Ein Geräusch ließ sie zur Tür schauen. Als der junge Lord hereinkam, stand Ginny auf und wartete angespannt. Sie sah ihn nicht an, aber sie spürte seinen Blick auf ihr ruhen.
„Du solltest nicht versuchen zu fliehen. Du würdest nicht weit kommen. Wenn dich nicht die Wachposten aufhalten würden, dann die Hauselfen. Aber nun komm. In einer Viertelstunde findet eine Versammlung statt und ich will, dass du mich begleitest.", sagte er.
Bevor Ginny wusste, was sie tat, fragte sie:
„Was für eine Versammlung?"
„Eine Todesser Versammlung."
Natürlich, dachte Ginny, während sie gegen die ansteigende Panik ankämpfte. Sie würden sie dort nicht umbringen? Oder?
„Dir wird nichts geschehen."
Sie zuckte zusammen und sah auf. Obwohl sie sich nicht sicher war, ob sie ihm vertrauen konnte, nickte sie leicht.
Sie verließen das Zimmer und dieses Mal versuchte sich Ginny den Weg zu merken, als sie dem jungen Lord folgte. Nach einer Weile kamen sie zu einem großen Saal, der von zahlreichen Fackeln, die an den dunklen Wänden hingen, erleuchtet wurde.
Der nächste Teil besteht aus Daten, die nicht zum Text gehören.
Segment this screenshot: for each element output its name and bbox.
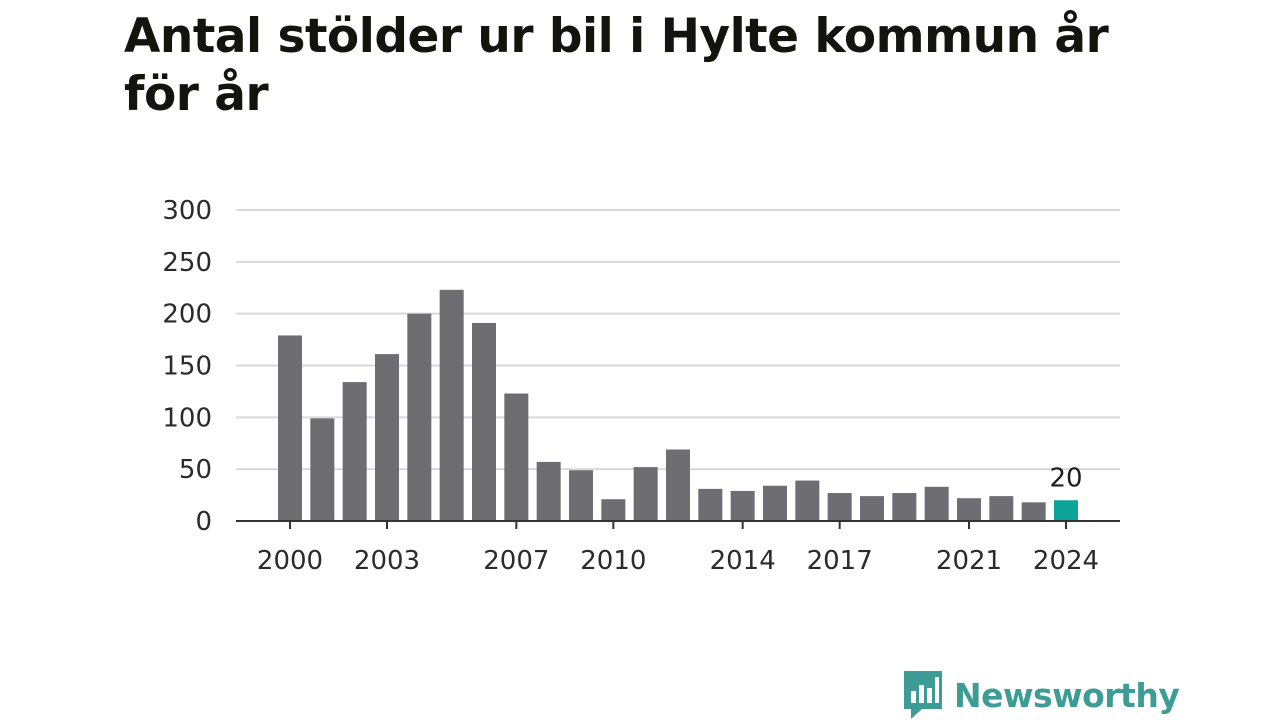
y-tick-label: 250 (162, 248, 212, 278)
bar-2003 (375, 354, 399, 521)
y-tick-label: 100 (162, 403, 212, 433)
newsworthy-logo-icon (904, 671, 942, 719)
bar-2011 (633, 467, 658, 521)
bar-2010 (601, 499, 626, 521)
bar-2019 (892, 493, 917, 521)
x-tick-label: 2010 (580, 546, 646, 576)
x-tick-label: 2007 (483, 546, 549, 576)
x-tick-label: 2003 (354, 546, 420, 576)
bar-2022 (989, 496, 1014, 521)
bar-2008 (536, 461, 561, 521)
bar-2024 (1054, 500, 1078, 521)
x-tick-label: 2014 (710, 546, 776, 576)
x-tick-label: 2017 (807, 546, 873, 576)
bar-2020 (924, 486, 949, 521)
bar-2018 (860, 496, 884, 521)
bar-2001 (310, 418, 335, 521)
y-tick-label: 50 (179, 455, 212, 485)
bar-2005 (439, 289, 464, 521)
brand-name: Newsworthy (954, 675, 1180, 715)
x-tick-label: 2024 (1033, 546, 1099, 576)
y-tick-label: 150 (162, 352, 212, 382)
bar-2023 (1021, 502, 1046, 521)
bar-2006 (472, 322, 496, 521)
bar-2014 (730, 490, 755, 521)
bar-2007 (504, 393, 529, 521)
bar-2000 (278, 335, 302, 521)
bars (278, 289, 1078, 521)
bar-2015 (763, 485, 787, 521)
x-tick-label: 2021 (936, 546, 1002, 576)
bar-2009 (569, 470, 593, 521)
bar-2012 (666, 449, 690, 521)
y-tick-label: 0 (195, 507, 212, 537)
bar-2004 (407, 313, 432, 521)
bar-2017 (827, 493, 852, 521)
x-tick-label: 2000 (257, 546, 323, 576)
brand: Newsworthy (902, 670, 1180, 720)
bar-2013 (698, 488, 723, 521)
y-tick-label: 200 (162, 300, 212, 330)
y-tick-label: 300 (162, 196, 212, 226)
chart-title: Antal stölder ur bil i Hylte kommun år f… (124, 9, 1109, 122)
bar-2021 (957, 498, 981, 521)
bar-2002 (342, 382, 367, 521)
labels: 0 50 100 150 200 250 300 2000 2003 2007 2010 2014 20… (162, 196, 1099, 576)
gridlines (236, 209, 1120, 471)
data-label-2024: 20 (1049, 463, 1082, 493)
axes (236, 520, 1120, 529)
bar-2016 (795, 480, 820, 521)
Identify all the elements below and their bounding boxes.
Ginny erstarrte, als sie die versammelten Todesser und den Dunklen Lord erblickte, der auf einem prunkvollen Thron saß und von dort aus auf seine Anhänger heruntersah.
Sie konnte unmöglich dort hineingehen, nicht zu all den Mördern, dachte sie. Doch dann spürte sie, wie eine starke Hand ihren Arm ergriff und sie vorwärts zog. Die meisten Todesser verbeugten sich, einige wenige warfen ihnen nur neugierige Blicke zu.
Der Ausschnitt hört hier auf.